Desta vez, porém, não correu como planeado. Ou não exatamente. Pode-se supor que Ric Roman Waugh, ao extrair o máximo da equipa em «Greenland», já não deixou forças para «Refúgio». De outra forma, como explicar que o filme se coloca em carris narrativos há muito enferrujados e, rangendo nas curvas, rola para um final preguiçoso, no qual se fundem todas as conclusões padrão dos filmes de ação sobre protetores solitários? Além disso, o filme carece até de uma sombra de ironia — tanto em relação ao herói quanto à situação em geral.

Desapareceram também as piadas brutais características de Statham, que antes marcavam o tom. «Refúgio» queima pontes, não deixando esperança de ser lembrado por algo além do rosto carrancudo da estrela principal. Não é a pior opção, mas gostaríamos de mais letalidade de género, que lhe cai tão bem. O próprio Statham, ao que parece, não tem medo de se cristalizar na imagem do salvador eterno, acreditando justamente que isso lhe basta até a aposentadoria.

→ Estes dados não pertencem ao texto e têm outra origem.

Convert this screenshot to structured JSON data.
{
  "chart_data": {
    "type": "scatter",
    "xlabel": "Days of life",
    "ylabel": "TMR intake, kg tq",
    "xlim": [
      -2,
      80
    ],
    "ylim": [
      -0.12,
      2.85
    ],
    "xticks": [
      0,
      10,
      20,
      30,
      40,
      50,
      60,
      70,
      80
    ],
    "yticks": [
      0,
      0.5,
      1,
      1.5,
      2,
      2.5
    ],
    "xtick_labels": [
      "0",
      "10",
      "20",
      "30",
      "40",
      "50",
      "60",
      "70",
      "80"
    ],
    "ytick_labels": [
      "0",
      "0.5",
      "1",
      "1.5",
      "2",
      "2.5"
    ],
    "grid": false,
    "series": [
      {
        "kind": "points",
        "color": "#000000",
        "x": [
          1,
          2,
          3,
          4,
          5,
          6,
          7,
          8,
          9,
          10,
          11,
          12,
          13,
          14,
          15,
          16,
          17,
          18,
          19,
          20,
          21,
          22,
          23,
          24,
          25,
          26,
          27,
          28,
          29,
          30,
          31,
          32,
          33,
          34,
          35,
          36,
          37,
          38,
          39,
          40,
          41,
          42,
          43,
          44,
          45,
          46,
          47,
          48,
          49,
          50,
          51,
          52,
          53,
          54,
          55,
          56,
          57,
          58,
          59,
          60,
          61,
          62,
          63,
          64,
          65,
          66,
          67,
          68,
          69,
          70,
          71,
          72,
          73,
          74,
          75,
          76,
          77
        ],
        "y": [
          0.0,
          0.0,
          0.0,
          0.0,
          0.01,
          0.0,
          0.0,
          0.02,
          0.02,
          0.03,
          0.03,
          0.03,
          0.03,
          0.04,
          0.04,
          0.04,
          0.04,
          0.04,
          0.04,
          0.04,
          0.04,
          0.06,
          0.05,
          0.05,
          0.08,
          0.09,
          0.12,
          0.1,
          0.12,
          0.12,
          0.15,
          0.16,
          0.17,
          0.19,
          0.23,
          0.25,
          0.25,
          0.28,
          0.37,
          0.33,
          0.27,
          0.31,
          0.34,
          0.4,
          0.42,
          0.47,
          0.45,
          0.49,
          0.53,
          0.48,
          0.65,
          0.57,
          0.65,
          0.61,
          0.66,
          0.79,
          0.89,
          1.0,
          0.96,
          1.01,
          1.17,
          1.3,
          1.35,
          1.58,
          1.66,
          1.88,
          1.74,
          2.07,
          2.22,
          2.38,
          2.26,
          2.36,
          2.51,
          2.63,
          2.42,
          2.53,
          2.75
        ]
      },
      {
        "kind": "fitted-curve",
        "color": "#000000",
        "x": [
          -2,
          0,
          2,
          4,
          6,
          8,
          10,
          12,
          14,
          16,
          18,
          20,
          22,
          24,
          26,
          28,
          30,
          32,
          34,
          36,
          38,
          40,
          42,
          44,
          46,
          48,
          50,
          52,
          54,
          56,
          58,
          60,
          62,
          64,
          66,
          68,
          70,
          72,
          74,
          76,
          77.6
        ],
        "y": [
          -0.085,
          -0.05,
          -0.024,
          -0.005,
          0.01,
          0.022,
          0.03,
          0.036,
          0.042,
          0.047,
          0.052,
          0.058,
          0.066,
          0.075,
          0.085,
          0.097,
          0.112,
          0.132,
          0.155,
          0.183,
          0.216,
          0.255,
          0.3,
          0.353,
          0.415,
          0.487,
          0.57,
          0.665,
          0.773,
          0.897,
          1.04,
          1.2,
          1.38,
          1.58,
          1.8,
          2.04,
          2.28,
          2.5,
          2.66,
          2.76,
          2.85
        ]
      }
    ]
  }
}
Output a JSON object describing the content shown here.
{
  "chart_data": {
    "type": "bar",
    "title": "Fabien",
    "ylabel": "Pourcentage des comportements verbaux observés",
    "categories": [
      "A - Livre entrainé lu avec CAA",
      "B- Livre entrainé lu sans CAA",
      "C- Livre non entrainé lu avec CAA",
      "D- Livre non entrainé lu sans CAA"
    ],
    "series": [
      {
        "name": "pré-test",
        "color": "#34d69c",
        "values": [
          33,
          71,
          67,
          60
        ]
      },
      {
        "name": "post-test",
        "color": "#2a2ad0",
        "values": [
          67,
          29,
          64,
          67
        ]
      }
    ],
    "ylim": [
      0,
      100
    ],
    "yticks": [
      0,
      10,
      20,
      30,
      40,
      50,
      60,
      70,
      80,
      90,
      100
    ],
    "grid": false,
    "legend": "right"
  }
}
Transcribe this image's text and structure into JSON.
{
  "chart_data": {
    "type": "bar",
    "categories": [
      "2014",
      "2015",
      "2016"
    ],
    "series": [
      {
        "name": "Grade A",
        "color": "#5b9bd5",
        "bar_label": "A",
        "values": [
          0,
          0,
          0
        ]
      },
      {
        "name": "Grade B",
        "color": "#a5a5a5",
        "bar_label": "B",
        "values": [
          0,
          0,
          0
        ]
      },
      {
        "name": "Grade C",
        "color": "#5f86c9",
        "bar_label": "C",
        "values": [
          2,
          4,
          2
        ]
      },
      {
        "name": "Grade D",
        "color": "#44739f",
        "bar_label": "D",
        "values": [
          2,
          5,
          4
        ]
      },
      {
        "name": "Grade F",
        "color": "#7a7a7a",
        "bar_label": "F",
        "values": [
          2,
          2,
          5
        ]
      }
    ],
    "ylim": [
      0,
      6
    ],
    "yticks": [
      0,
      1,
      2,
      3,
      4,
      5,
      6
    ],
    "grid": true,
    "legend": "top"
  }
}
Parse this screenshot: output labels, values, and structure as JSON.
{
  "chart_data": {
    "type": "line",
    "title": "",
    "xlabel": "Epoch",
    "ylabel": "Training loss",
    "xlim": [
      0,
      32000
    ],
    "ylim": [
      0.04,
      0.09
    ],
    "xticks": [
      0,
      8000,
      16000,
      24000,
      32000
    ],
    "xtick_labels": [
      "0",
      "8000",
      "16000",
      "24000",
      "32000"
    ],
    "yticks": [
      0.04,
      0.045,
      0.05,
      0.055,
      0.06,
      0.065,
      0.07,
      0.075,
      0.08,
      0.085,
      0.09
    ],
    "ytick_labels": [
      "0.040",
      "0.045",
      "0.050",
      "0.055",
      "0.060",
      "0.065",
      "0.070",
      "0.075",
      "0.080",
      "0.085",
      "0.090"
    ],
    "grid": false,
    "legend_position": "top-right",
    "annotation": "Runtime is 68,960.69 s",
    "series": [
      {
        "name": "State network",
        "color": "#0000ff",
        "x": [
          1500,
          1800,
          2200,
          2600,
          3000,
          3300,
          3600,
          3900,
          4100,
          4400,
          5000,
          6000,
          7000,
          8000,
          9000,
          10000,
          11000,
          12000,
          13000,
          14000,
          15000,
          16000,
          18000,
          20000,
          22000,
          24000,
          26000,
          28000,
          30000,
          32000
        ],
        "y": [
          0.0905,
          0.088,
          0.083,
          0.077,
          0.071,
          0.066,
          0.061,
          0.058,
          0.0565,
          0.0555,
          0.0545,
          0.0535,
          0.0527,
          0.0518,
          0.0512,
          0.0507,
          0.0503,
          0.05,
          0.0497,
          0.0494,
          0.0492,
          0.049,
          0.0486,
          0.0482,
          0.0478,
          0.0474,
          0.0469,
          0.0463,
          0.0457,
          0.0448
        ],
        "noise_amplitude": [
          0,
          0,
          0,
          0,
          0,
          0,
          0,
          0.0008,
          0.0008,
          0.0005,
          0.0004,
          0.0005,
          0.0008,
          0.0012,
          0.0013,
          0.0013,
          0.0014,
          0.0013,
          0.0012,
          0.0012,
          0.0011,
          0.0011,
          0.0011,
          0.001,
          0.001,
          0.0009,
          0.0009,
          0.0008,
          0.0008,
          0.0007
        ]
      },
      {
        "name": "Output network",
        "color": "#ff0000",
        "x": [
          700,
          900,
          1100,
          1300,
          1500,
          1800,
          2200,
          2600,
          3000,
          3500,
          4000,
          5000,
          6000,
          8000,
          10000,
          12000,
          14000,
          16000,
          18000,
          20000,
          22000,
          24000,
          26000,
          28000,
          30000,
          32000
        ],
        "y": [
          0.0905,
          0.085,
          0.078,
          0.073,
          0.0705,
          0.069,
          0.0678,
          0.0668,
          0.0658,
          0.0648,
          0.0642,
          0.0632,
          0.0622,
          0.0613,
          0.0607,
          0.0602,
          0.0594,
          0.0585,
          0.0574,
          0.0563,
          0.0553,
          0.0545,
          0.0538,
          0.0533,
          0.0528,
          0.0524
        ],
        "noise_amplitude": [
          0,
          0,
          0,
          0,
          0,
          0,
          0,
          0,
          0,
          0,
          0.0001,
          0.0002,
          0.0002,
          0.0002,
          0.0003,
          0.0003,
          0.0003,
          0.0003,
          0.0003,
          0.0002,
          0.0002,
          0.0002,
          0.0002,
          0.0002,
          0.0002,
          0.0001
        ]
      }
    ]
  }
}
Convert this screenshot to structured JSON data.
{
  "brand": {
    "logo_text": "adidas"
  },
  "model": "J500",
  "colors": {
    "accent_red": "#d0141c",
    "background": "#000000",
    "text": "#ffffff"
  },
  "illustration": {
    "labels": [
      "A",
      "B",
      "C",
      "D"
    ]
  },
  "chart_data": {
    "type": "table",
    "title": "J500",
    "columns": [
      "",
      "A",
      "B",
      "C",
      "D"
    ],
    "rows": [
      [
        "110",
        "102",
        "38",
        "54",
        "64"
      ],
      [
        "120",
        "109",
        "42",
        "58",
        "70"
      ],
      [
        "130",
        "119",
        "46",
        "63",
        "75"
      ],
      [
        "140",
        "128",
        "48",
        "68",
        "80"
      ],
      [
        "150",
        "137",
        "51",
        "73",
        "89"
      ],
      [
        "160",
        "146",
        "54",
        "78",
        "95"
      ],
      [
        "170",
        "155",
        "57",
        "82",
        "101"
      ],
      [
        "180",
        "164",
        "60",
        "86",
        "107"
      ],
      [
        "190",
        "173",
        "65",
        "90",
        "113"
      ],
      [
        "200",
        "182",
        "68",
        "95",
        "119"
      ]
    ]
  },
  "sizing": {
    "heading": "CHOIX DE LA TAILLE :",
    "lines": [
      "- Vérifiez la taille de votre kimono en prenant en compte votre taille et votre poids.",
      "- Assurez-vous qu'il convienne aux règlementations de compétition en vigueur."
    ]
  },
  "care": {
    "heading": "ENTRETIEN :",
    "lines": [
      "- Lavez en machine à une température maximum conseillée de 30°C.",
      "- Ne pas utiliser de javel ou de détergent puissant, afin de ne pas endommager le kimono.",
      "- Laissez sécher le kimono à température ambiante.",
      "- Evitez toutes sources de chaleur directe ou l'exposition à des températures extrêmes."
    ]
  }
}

«Refúgio»: novo filme de ação com Jason Statham que evoca velhos flashbacks
Cena do filme «Refúgio»

As cenas de ação aqui parecem cumprir uma obrigação: falta vontade aqui, imaginação ali. Os golpes são dados com cara de pedra, os tiros soam fracos, os heróis caem sem ter tempo de se assustar. Mesmo a fórmula testada pelo tempo e aperfeiçoada por Chad Stahelski de massacre numa boate neon (aquela que há muito se tornou padrão do action moderno) não salva a situação. Ric Roman Waugh apenas presta homenagem à moda, mas não a leva a sério, por isso filma de forma extremamente descuidada. Tudo acontece como se o diretor tivesse apenas dado a ordem «simular tensão», e no set todos concordassem obedientemente. Às vezes, uma faísca ainda passa entre os dublês, e os golpes na tela podem ser sentidos na poltrona do espectador, mas são mais detalhes agradáveis.

Ainda assim, Ric Roman Waugh, como qualquer criador, não quer desperdiçar o enredo e tenta inserir nele algumas ideias sobre vigilância digital. Um tema já discutido e explorado muitas vezes, e Roman Waugh parece saber e sentir isso, por isso sua declaração ficou bastante tímida e desnecessária. Como se o diretor também tivesse medo, mas não ousasse dizer algo novo. No final, «Refúgio» lembra um mecanismo bem montado, mas sem alma, no qual até Statham parece uma peça perfeitamente lubrificada, mas não a locomotiva.